Pflanzenkohle ist eines der ältesten

natürlichen Heilmittel

Holzkohle ist eines der ältesten Hausmittel gegen Verdauungsstörungen sowohl bei Menschen als auch bei Haustieren (Cato, §70, 1935). Neben Kräutern und Tonerde wurde Holzkohle von Tierhaltern fast aller Kulturen für die Behandlung sämtlicher innerer und einiger äußerer Krankheiten ihrer Tieren verwendet. Es hat offenbar nie geschadet, aber meistens genützt (Derlet and Albertson, 1986). Während die Kohle für einige Tierarten wie Hühner und Schweine pur verabreicht wurde, gab man sie anderen Tieren gemischt mit Butter (Rinder), Eiern (Hunde) oder mit Fleisch (Katzen) (O’Toole et al., 2016).

Fachzeitschriften für Landwirtschaft und Tierhaltung aus dem späten 19ten und frühe 20ten Jahrhundert diskutierten ausgiebig sogenannte „tonische Mittel“ für Kühe.
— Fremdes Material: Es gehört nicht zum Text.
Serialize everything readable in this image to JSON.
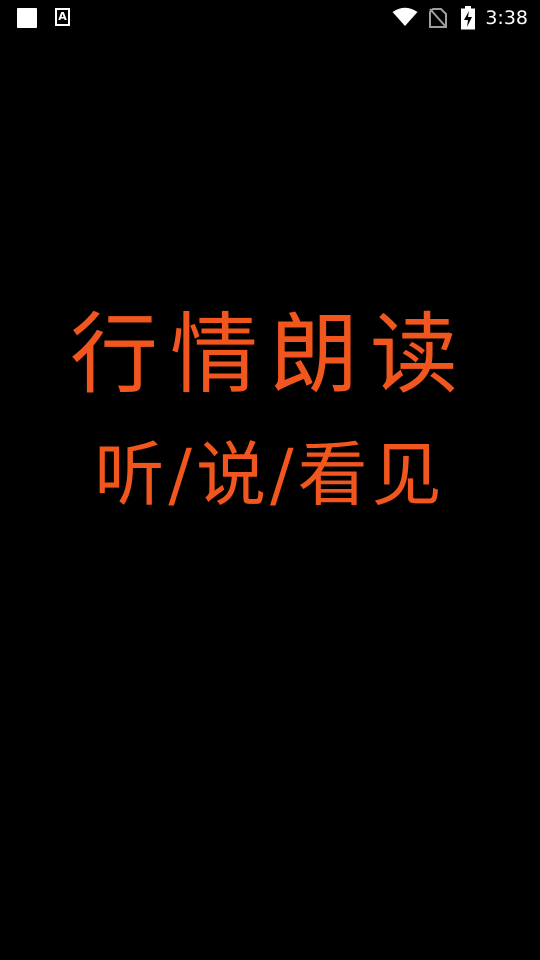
{
  "status_bar": {
    "time": "3:38",
    "notification_icons": [
      "app-notification-square-icon",
      "font-a-icon"
    ],
    "system_icons": [
      "wifi-icon",
      "no-sim-icon",
      "battery-charging-icon"
    ],
    "font_icon_letter": "A"
  },
  "splash": {
    "title": "行情朗读",
    "subtitle": "听/说/看见",
    "text_color": "#f0561e",
    "background_color": "#000000"
  }
}
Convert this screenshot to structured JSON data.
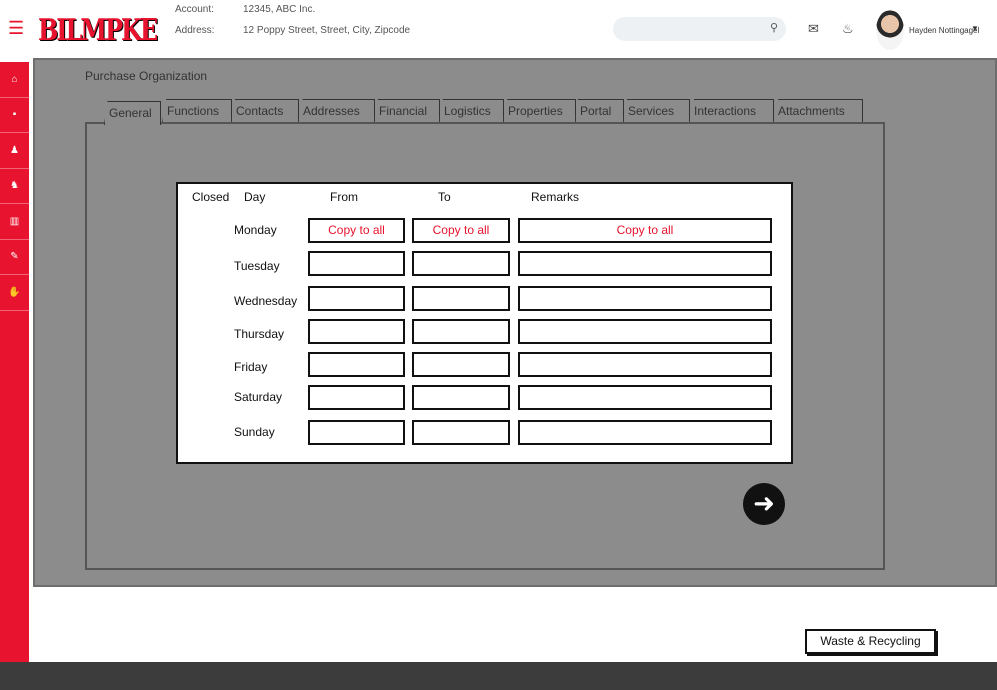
{
  "header": {
    "logo_text": "BILMPKE",
    "account_label": "Account:",
    "account_value": "12345, ABC Inc.",
    "address_label": "Address:",
    "address_value": "12 Poppy Street, Street, City, Zipcode",
    "search_placeholder": "",
    "username": "Hayden Nottingagel",
    "icons": [
      "menu-icon",
      "search-icon",
      "mail-icon",
      "bell-icon",
      "chevron-down-icon"
    ]
  },
  "sidebar": {
    "items": [
      {
        "name": "home",
        "glyph": "⌂"
      },
      {
        "name": "document",
        "glyph": "▪"
      },
      {
        "name": "user",
        "glyph": "♟"
      },
      {
        "name": "users",
        "glyph": "♞"
      },
      {
        "name": "chart",
        "glyph": "▥"
      },
      {
        "name": "tools",
        "glyph": "✎"
      },
      {
        "name": "thumbs-up",
        "glyph": "✋"
      }
    ]
  },
  "main": {
    "title": "Purchase Organization",
    "tabs": [
      "General",
      "Functions",
      "Contacts",
      "Addresses",
      "Financial",
      "Logistics",
      "Properties",
      "Portal",
      "Services",
      "Interactions",
      "Attachments"
    ],
    "active_tab": "General",
    "hours": {
      "headers": {
        "closed": "Closed",
        "day": "Day",
        "from": "From",
        "to": "To",
        "remarks": "Remarks"
      },
      "days": [
        {
          "day": "Monday",
          "from": "Copy to all",
          "to": "Copy to all",
          "remarks": "Copy to all"
        },
        {
          "day": "Tuesday",
          "from": "",
          "to": "",
          "remarks": ""
        },
        {
          "day": "Wednesday",
          "from": "",
          "to": "",
          "remarks": ""
        },
        {
          "day": "Thursday",
          "from": "",
          "to": "",
          "remarks": ""
        },
        {
          "day": "Friday",
          "from": "",
          "to": "",
          "remarks": ""
        },
        {
          "day": "Saturday",
          "from": "",
          "to": "",
          "remarks": ""
        },
        {
          "day": "Sunday",
          "from": "",
          "to": "",
          "remarks": ""
        }
      ]
    }
  },
  "waste_button_label": "Waste & Recycling",
  "colors": {
    "brand": "#e8132e",
    "panel": "#8c8c8c",
    "footer": "#3c3c3c",
    "accent_text": "#e8132e"
  }
}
Diese bestanden hauptsächlich aus Holzkohle und enthielten zudem Gewürze wie Pfeffer oder bittere Enzianwurzel. Die Hersteller dieser tonischen Mittel behaupteten, sie würden Verdauungsstörungen beheben, den Appetit verbessern und die Milchproduktion erhöhen (Pennsylvania State College, 1905).
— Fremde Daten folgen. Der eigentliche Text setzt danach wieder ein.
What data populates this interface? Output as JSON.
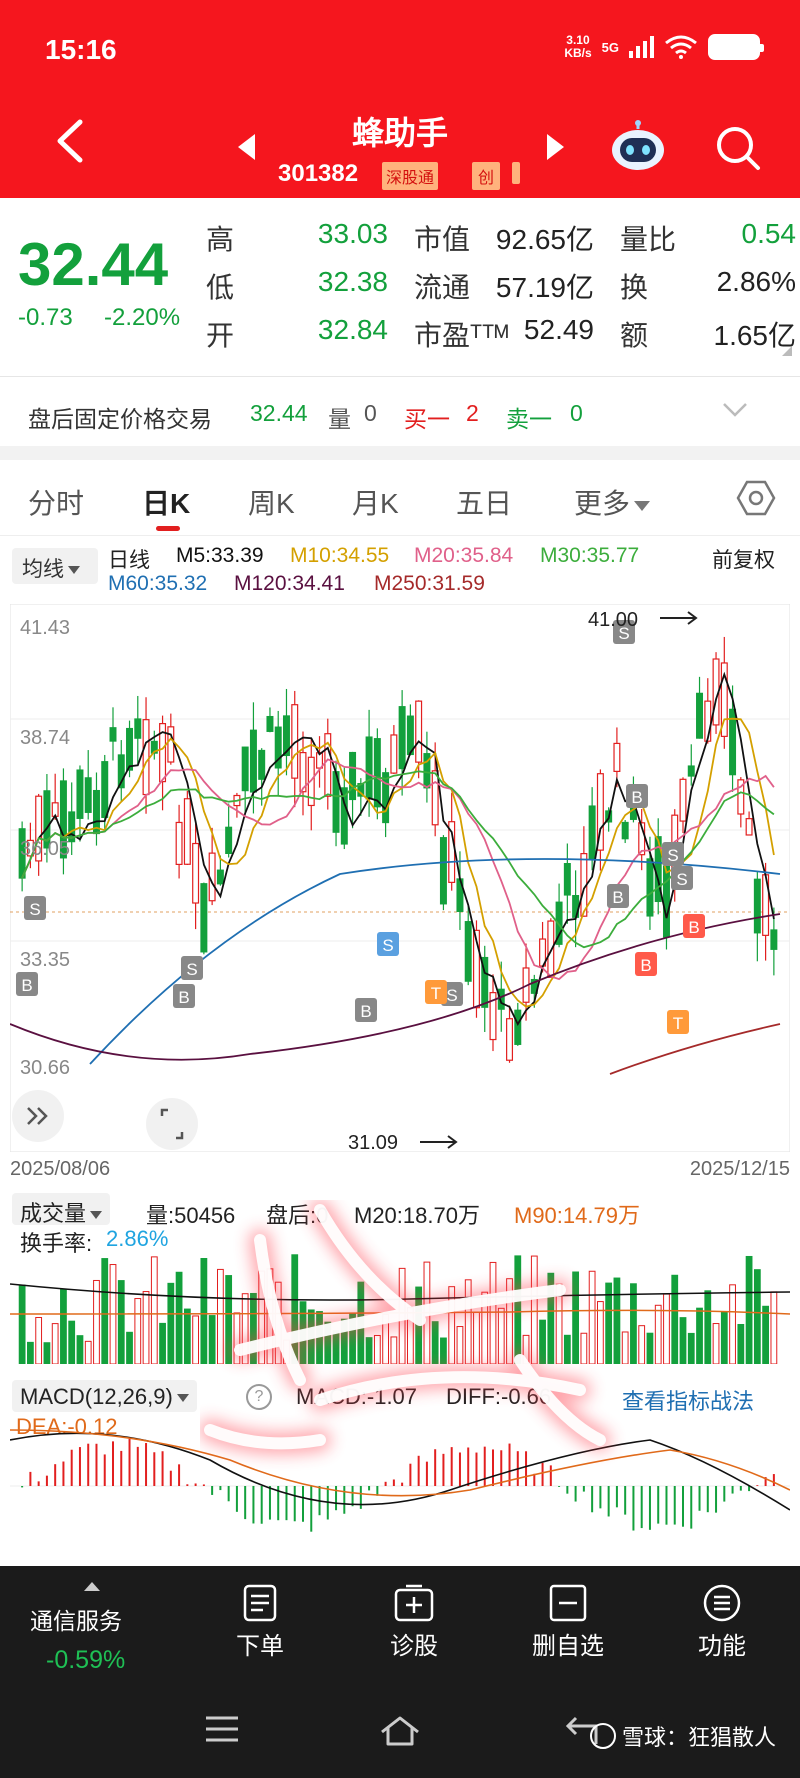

In den USA wurde Holzkohle damals offenbar als vorzüglicher Futterzusatz zur Erhöhung des Butterfettgehaltes von Milch angesehen. Anfang des 20ten Jahrhunderts hielt man dort Wettkämpfe für den Buttermilchgehalt von Kuhmilch ab, und die Landwirte legten entsprechend viel Sorgfalt auf die Zusammenstellung der Futterrationen: „Die Getreidemischung, die während der Versuchsphase gefüttert wurde, bestand aus 50 kg getrocknetem Gärgetreide, 25 kg Weizenbran, 50 kg gemahlenen Hafer, 50 kg Maisbrei, 50 kg Baumwollsaatmehl… Holzkohle fehlt, wenn überhaupt, so nur selten in den Mischungen der Kuhzüchter“ (Savage, 1917). Später berichteten (Totusek und Beeson, 1953), dass Pflanzenkohle-Produkte spätestens seit 1880 in der Schweinezucht und seit 1940 in der Hühnerhaltung als Futtermittel eingesetzt wurden, und zitieren eine Vielzahl von Veröffentlichungen aus der ersten Hälfte des 20ten Jahrhunderts. Etwa zur gleichen Zeit schrieben (Steinegger und Menzi, 1955): „Es ist in der Schweiz allgemein üblich, Holzkohle zum Hühnerfutter und zum Legehennen-Mehl zu mischen, um Verdauungsproblemen vorzubeugen und überhaupt die Verdauung zu regulieren“.

Ein Lösungsansatz für

die Herausforderungen der modernen Landwirtschaft.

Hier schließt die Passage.